A foreign minister for more than five years, Masri belongs to an influential Palestinian family and was born in the West Bank, now under Israeli occupation. He has a degree in business from the University of Texas.

South Lebanon ambush

An Israeli Army patrol ambushed Arab guerrillas in southern Lebanon June 18, killing two and capturing a third, security sources said. They said a fourth guerrilla escaped.

The identity and affiliation of the guerrillas was not known, one of the sources said, but "they apparently were on their way to attack a target inside Israeli territory."

Several Palestinian factions, as well as local leftist and Muslim fundamentalist groups, operate in the area.

The sources, who spoke on condition of anonymity, said the guerrillas were attacked while driving a blue BMW about a mile north of Israel's border in the Israeli Army's self-declared "security zone."

The incident occurred just 300 feet from the headquarters of UNIFIL, the United Nations peacekeeping force in Lebanon.

Iraq frees Briton held on spying charges

After the intervention of former British Premier Edward Heath, Iraq has released a British engineer sentenced to life imprisonment for spying.

On June 18, Douglas Brand was reported to be on his way to Amman, Jordan, where he will be turned over to the British ambassador. Mr. Brand was sentenced last month during a closed hearing in Baghdad, the Iraqi capital.

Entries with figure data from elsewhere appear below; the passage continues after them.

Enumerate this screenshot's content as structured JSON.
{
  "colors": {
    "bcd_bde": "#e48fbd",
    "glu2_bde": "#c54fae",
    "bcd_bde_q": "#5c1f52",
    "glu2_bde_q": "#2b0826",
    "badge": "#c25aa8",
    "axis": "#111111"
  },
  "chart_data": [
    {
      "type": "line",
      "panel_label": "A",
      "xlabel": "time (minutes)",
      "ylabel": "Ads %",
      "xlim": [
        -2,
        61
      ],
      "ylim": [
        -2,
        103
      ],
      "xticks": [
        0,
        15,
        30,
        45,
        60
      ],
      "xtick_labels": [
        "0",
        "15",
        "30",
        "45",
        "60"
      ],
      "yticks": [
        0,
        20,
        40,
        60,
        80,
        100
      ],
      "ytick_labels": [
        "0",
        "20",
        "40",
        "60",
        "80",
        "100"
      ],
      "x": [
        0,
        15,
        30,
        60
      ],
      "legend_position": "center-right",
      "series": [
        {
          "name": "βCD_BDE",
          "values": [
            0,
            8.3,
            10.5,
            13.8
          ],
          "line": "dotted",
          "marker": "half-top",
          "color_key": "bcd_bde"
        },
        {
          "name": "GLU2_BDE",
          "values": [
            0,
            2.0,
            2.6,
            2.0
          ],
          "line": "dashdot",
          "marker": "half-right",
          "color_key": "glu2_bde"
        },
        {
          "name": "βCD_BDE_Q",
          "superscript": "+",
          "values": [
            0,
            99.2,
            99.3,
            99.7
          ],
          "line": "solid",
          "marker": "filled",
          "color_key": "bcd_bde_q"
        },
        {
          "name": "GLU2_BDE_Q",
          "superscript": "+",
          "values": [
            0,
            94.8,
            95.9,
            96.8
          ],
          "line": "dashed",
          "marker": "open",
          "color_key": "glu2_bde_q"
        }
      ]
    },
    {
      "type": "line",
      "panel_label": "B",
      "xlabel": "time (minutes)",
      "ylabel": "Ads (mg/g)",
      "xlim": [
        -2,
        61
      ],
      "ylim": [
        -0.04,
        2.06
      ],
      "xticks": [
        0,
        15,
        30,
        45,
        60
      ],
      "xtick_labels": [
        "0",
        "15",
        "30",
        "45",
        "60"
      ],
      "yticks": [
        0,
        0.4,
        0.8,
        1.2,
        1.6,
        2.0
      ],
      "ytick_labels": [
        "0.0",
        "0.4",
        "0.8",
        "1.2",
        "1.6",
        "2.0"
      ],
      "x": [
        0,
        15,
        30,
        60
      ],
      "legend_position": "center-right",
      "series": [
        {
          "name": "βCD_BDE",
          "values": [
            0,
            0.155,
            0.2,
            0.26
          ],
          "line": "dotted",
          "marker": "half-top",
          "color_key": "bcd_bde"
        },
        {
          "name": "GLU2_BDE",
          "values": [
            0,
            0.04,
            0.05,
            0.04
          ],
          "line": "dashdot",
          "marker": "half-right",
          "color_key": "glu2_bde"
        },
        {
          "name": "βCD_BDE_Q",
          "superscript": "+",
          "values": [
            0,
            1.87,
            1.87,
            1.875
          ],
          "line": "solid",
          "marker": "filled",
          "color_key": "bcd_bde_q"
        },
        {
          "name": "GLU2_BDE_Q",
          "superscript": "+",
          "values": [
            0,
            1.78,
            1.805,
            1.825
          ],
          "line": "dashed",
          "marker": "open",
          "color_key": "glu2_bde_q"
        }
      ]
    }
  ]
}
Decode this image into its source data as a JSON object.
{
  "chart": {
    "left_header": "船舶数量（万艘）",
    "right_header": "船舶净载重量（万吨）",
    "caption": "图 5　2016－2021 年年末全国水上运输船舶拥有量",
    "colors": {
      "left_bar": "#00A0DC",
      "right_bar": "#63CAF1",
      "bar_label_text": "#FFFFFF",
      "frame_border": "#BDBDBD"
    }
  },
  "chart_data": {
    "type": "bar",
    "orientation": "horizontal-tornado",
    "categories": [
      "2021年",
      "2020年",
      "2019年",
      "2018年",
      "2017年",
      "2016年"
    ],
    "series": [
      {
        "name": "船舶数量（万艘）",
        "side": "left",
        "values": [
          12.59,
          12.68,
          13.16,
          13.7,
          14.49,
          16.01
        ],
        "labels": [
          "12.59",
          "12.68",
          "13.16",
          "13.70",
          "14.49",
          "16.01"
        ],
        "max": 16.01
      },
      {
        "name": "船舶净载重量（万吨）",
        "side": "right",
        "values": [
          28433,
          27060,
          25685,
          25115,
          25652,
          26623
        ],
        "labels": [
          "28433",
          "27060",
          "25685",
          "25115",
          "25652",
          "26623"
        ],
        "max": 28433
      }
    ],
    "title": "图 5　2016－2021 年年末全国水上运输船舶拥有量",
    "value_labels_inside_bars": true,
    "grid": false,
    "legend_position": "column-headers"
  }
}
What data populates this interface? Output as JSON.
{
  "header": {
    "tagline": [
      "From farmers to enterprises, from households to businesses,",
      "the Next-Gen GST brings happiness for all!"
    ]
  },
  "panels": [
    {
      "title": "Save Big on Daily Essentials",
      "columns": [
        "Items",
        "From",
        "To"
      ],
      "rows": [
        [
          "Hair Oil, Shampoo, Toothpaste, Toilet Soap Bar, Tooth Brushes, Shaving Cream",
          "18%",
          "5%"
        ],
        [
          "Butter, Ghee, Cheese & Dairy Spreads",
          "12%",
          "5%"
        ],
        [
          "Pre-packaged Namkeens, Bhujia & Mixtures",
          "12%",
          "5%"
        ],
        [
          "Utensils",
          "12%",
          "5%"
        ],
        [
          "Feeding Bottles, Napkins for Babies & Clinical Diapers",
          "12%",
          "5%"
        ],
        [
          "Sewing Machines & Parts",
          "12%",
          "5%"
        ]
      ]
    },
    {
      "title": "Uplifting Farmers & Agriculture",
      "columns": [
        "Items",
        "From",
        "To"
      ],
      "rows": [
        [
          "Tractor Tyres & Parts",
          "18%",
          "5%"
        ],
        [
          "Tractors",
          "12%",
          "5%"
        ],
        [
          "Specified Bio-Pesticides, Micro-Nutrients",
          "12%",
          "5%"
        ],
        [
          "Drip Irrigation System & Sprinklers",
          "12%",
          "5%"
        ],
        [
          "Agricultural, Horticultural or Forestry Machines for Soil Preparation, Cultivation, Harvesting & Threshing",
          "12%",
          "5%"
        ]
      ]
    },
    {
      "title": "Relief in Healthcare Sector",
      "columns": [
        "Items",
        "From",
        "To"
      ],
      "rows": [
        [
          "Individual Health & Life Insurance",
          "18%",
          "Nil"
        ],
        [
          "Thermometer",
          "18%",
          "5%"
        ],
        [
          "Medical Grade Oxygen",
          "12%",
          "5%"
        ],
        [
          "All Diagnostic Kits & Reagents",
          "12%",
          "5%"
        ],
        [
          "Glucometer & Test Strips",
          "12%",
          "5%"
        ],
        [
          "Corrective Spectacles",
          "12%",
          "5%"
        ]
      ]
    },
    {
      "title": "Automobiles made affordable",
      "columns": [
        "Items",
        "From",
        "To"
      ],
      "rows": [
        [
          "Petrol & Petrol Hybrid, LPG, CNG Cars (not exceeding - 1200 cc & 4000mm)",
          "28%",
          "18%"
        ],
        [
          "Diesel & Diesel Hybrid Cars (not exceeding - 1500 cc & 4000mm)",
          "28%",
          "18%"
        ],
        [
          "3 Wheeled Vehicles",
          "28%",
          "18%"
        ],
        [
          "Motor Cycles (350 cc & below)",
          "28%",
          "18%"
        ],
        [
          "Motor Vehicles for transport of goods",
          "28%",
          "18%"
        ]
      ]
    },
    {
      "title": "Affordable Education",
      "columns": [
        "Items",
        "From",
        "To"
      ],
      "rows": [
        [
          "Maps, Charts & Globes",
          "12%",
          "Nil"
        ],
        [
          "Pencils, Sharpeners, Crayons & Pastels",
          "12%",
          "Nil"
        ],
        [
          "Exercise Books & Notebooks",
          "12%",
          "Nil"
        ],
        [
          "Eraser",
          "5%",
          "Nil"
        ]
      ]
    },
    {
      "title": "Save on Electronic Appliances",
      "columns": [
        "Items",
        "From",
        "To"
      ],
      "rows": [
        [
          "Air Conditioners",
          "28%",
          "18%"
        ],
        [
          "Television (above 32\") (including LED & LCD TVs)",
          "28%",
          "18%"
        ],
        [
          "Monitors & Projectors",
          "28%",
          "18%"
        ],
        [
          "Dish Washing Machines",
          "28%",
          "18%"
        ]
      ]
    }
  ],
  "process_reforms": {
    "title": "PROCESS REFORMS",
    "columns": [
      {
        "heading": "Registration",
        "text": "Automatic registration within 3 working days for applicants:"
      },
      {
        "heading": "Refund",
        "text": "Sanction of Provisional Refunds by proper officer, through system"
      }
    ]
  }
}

Britain has said it would not support the lifting of sanctions on Iraq until President Saddam Hussein's government freed Brand and another British prisoner, Ian Richter.

Brand was arrested in September while trying to flee southern Iraq. Before Iraq's invasion of Kuwait, he worked for a Scottish company, clearing mines in the Shatt al Arab waterway between Iraq and Iran. Mr. Richter was imprisoned in 1986 on corruption charges.

On a trip to Baghdad last fall, Mr. Heath secured the release of British hostages who were being held as part of Iraqi President Saddam Hussein's "human shield."